Fig. 5. Female Actn3 KO mice show resistance to muscle wasting induced by prolonged treatment with dexamethasone.

(A) Male WT and Actn3 KO mice show similar levels of muscle atrophy in the quadriceps following 2 weeks of daily dexamethasone administration. In contrast, female Actn3 KO mice showed minimal muscle wasting compared to WT following dexamethasone treatment. (B) Female WT-Dex TA muscles showed significant decrease in maximal force relative to WT-Sal; specific force is similar regardless of genotype and treatment. (C) Female WT-Dex muscles showed reduced fast 2B fiber size compared to WT-Sal and a small increase in 2× fiber proportion (D); there was no change in fiber size or proportions in KO-Dex relative to KO-Sal. (E) KO-Dex muscles show increased activation of protein synthesis markers S6RP and 4ebp1 and a trend for decreased Smad3 activity relative to KO-Sal. (F) Transcriptional changes in Fbxo32, Trim63, and Mstn were assessed by ddPCR in WT and Actn3 KO mice following 7 days of daily dexamethasone injection.

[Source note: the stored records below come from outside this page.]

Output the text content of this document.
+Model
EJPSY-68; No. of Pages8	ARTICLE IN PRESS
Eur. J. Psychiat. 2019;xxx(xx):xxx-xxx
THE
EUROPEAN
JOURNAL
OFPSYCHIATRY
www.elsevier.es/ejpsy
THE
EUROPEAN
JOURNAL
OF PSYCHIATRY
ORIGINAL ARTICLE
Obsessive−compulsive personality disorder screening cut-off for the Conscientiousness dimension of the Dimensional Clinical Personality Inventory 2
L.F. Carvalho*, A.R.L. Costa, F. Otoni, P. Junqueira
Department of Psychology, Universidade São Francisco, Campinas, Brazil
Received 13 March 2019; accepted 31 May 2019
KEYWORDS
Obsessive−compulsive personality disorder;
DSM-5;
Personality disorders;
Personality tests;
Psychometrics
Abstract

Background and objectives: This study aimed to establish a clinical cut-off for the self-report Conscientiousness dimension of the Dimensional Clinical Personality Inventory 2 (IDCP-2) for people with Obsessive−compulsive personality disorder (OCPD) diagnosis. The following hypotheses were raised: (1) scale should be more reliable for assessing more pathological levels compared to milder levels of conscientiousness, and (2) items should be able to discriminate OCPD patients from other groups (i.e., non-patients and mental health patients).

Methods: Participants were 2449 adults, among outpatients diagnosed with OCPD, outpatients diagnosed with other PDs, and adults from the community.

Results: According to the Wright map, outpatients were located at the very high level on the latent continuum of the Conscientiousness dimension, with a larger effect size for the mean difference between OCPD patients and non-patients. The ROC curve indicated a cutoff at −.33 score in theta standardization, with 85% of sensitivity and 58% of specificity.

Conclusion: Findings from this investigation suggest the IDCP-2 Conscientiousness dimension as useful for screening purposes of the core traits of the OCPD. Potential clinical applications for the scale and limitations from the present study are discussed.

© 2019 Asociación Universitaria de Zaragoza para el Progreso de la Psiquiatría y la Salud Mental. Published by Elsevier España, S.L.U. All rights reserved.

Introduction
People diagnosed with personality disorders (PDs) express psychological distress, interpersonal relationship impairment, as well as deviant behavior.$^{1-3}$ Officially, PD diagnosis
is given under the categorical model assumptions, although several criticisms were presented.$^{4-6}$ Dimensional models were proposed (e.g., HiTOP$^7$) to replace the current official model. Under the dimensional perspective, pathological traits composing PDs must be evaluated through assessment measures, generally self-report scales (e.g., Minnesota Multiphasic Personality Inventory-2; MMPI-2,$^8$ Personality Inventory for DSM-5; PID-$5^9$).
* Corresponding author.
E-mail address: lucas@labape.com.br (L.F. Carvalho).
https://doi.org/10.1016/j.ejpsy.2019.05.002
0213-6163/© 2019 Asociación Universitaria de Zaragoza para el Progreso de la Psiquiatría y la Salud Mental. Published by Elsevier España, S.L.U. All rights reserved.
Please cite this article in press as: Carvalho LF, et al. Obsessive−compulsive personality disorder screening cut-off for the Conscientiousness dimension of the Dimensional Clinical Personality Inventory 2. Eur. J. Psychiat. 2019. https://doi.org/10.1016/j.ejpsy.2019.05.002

WT-Dex muscles showed increased activation of Fbxo32 and Mstn relative to WT-Sal; KO-Dex muscles showed reduced expression of these genes compared to WT-Dex. Scale bar, 50 μm. *P < 0.05 and **P < 0.01 (Mann-Whitney U test). Western blot quantitation values are normalized to the total protein and expressed relative to WT-Sal.